Pour commander le DVD = http://www.troisiememonde.net/shop



Entretien avec FLORIAN DRAUSSIN & JULIEN RAOUT

Qu’est ce qui vous a poussé à réaliser un film sur la guitare électrique africaine ?

JR : C’est une envie que nous avions depuis déjà plusieurs années, en 2003 j'ai commencé une thèse d'anthropologie autour de problématiques liées à la mondialisation et à la musique. Au cours de mon enquête de terrain en Guinée je me suis rendu compte de l'intérêt international porté à la percussion, et inversement du manque de visibilité des musiciens africains « électriques » pourtant extrêmement originaux. C'était un contexte parfait pour prendre le contrepied des idées reçus sur la musique africaine.

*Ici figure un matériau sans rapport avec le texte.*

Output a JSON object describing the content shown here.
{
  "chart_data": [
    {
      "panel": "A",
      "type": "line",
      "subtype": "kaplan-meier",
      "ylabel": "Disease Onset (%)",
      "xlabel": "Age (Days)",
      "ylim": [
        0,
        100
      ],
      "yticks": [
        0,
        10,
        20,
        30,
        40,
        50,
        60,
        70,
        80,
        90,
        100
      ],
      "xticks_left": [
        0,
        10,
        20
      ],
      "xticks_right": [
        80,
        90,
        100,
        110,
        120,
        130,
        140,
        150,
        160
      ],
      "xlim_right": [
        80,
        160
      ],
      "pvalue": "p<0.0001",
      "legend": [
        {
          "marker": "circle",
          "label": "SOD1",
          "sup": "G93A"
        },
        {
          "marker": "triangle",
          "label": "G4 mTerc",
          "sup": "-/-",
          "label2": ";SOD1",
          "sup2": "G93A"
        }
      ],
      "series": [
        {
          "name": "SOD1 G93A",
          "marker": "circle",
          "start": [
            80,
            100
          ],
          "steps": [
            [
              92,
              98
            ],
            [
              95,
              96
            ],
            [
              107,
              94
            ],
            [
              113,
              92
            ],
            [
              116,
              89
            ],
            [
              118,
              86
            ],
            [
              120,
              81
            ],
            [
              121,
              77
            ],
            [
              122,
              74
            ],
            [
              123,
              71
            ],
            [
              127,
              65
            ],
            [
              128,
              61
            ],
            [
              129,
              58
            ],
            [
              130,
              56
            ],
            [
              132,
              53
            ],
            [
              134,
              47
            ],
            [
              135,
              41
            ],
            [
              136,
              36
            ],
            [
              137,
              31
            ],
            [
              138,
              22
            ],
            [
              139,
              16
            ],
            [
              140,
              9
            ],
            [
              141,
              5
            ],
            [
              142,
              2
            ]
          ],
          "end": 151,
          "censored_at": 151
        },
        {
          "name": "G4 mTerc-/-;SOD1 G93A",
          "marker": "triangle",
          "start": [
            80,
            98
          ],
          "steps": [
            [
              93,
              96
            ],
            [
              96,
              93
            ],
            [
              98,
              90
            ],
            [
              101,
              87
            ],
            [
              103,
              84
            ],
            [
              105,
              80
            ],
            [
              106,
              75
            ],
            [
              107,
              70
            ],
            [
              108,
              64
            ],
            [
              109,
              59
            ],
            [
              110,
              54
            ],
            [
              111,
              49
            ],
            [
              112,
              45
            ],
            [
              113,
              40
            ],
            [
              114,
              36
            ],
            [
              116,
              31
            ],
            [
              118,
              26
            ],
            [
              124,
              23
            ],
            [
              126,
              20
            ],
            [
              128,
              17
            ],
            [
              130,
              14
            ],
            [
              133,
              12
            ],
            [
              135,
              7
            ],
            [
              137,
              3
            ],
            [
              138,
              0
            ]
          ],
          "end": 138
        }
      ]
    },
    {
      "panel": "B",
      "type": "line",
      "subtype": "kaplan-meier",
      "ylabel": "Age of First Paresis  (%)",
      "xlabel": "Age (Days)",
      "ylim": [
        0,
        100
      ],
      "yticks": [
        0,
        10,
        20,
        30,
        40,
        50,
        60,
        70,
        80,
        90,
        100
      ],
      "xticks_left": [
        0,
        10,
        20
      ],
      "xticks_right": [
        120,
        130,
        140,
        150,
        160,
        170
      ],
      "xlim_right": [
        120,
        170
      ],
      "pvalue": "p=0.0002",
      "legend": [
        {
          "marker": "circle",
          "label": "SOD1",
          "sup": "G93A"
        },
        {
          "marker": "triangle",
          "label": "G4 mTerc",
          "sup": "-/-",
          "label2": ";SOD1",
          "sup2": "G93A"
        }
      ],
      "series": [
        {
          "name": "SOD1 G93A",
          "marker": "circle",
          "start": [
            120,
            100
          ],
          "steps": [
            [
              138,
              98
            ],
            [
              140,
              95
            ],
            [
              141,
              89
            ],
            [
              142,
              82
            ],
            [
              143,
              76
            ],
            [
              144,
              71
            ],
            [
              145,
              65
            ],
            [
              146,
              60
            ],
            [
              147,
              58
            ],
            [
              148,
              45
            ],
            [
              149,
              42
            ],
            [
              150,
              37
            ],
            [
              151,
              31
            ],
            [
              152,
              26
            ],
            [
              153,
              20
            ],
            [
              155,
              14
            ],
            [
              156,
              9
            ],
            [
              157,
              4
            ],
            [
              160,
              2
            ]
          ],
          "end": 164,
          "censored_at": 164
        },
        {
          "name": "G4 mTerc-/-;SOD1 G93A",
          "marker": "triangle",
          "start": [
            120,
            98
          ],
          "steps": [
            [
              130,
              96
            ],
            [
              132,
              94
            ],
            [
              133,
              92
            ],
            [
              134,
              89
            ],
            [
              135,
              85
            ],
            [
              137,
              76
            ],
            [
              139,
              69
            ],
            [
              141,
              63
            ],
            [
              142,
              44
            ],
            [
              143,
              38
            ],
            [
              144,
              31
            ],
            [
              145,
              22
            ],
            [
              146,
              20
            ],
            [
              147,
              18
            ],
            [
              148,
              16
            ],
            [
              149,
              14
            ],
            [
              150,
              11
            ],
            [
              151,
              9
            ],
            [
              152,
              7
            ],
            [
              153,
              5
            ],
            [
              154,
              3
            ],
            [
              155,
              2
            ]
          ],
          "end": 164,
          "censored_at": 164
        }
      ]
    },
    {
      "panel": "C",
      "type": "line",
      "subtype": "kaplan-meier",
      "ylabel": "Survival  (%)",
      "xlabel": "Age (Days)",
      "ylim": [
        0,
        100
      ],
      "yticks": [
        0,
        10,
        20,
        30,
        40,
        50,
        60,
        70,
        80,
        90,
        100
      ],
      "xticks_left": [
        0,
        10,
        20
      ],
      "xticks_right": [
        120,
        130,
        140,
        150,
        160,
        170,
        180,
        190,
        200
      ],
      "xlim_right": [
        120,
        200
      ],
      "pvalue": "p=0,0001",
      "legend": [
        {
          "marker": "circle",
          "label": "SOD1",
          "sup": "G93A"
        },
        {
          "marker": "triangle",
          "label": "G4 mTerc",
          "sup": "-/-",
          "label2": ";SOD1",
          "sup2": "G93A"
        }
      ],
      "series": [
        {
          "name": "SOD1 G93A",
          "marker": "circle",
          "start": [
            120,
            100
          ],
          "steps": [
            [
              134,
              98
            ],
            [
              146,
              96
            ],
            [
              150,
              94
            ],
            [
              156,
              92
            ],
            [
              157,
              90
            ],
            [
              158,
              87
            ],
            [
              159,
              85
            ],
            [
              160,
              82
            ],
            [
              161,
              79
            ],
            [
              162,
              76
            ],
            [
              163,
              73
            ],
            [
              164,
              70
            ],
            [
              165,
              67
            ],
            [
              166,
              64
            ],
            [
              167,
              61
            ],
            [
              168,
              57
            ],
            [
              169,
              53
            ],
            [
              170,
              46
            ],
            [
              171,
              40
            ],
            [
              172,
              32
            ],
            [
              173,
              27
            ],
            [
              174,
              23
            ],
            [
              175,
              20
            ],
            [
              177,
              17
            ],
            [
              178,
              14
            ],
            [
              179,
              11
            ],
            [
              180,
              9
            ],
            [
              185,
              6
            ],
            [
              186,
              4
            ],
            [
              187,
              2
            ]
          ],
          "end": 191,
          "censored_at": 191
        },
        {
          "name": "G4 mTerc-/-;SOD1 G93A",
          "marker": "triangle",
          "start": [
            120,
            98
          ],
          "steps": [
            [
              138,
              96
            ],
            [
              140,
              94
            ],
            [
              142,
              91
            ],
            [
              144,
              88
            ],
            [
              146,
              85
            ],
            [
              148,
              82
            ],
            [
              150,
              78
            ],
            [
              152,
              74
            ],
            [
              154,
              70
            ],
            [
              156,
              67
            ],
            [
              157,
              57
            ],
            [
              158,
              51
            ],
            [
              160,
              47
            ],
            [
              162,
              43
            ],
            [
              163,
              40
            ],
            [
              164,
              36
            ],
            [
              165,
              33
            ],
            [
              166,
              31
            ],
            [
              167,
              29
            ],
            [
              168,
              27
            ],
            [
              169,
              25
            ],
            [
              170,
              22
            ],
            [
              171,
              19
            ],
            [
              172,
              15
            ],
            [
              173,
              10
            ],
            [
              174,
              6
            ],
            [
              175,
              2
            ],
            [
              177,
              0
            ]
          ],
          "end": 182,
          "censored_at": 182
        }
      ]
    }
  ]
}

FD : D’autant plus que nous sommes musiciens nous même. La musique, c’est un peu l’ADN de Troisième Monde. Julien avait déjà travaillé autour des musiques Gnawa du Maroc, et moi sur les musiques de l’Océan Indien. En tant que guitariste, nous nous sommes senti très vite en phase avec la musique guinéenne au point de la jouer nous même. A force de l’écouter, d’en parler, la volonté est née de filmer ces musiciens en action mais aussi de raconter l’histoire insolite de la guitare électrique en Afrique de l’ouest. Le choix de la Guinée s’est fait naturellement pour raconter cette histoire.




Justement, qu’est ce qui fait l’originalité de la guitare guinéenne ?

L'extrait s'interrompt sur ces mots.